Rupanya, karena Erik kelelahan, dia jadi tidak fokus. Rencana perubahan rute tujuan, yakni pantai Popoh yang diganti Pantai Prigi, tidak tercerna dengan baik oleh Erik. Akibatnya, saat di persimpangan, Erik belok ke kiri (arah Pantai Popoh), padahal seharusnya lurus. Kami pun menunggu Erik selama 30 menit, dan ternyata dia memilih istirahat sejenak di masjid untuk menghilangkan kantuknya. "Sudah kita tunggu Erik di pantai aja," usul Fadil.
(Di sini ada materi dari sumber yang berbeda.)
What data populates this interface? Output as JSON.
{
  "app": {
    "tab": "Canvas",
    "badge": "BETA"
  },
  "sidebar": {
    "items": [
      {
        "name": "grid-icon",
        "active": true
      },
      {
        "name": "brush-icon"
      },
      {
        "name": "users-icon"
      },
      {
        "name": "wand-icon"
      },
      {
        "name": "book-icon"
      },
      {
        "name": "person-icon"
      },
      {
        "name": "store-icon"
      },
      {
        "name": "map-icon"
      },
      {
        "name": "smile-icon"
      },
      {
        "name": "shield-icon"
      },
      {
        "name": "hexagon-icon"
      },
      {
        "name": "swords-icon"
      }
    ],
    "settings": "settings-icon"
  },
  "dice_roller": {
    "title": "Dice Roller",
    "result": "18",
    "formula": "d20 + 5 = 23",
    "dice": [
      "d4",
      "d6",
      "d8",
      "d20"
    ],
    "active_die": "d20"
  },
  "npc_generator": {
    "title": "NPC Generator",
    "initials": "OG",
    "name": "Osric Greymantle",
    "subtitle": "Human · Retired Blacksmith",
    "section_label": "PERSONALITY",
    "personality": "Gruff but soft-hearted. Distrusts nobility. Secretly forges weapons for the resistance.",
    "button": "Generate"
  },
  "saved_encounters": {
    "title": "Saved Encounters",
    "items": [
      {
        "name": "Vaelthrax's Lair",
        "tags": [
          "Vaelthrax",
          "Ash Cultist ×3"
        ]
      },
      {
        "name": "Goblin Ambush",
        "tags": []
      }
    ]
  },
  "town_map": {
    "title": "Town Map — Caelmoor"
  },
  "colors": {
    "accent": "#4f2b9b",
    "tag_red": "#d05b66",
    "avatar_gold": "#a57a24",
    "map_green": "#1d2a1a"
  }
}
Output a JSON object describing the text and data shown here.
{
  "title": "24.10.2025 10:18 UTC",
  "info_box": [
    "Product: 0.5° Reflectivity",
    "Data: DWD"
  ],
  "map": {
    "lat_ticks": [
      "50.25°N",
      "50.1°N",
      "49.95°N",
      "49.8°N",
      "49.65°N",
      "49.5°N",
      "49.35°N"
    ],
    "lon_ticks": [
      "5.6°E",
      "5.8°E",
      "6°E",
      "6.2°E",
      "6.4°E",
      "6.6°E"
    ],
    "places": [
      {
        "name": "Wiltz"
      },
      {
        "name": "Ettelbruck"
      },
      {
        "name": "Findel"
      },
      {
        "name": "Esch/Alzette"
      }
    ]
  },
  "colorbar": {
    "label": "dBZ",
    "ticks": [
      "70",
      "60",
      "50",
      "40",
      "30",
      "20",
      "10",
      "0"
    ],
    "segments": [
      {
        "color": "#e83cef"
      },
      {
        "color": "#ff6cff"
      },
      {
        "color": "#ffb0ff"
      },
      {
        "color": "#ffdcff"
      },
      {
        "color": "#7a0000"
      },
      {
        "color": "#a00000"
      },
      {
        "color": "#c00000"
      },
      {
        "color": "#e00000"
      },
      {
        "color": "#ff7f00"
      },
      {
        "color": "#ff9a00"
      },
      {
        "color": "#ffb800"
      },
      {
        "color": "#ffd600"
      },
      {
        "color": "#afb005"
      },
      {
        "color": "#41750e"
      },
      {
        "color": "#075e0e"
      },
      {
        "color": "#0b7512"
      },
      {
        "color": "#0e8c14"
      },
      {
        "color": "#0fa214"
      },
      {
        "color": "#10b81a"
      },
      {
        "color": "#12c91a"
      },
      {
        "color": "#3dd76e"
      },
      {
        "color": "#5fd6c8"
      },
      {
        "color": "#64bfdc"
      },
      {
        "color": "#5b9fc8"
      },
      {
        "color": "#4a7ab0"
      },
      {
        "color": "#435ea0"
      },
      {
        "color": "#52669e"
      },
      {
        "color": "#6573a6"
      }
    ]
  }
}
Dan kami pun menyetujuinya.
Jalan dari Kediri menuju Pantai Popoh (Tulungagung) maupun Prigi (Trenggalek) relatif mudah karena sudah banyak petunjuk jalan yang mengarahkan wisatawan. Jalanan menuju kesana juga tidak terlalu ramai, bahkan sudah beraspal semua. Di dekat Pantai Prigi, ada dua pantai lain yang juga saling berdekatan, yaitu Pantai Pasir Putih dan Pantai Karang Gongso. Seperti yang aku pernah tulis di beberapa tulisan sebelumnya, bahwa wilayah selatan Jawa Timur menyimpan deretan pantai yang elok. Tak kalah elok dengan pantai-pantai yang berderet di Jogjakarta dan Jawa Barat. Pantai Prigi di Trenggalek salah satunya.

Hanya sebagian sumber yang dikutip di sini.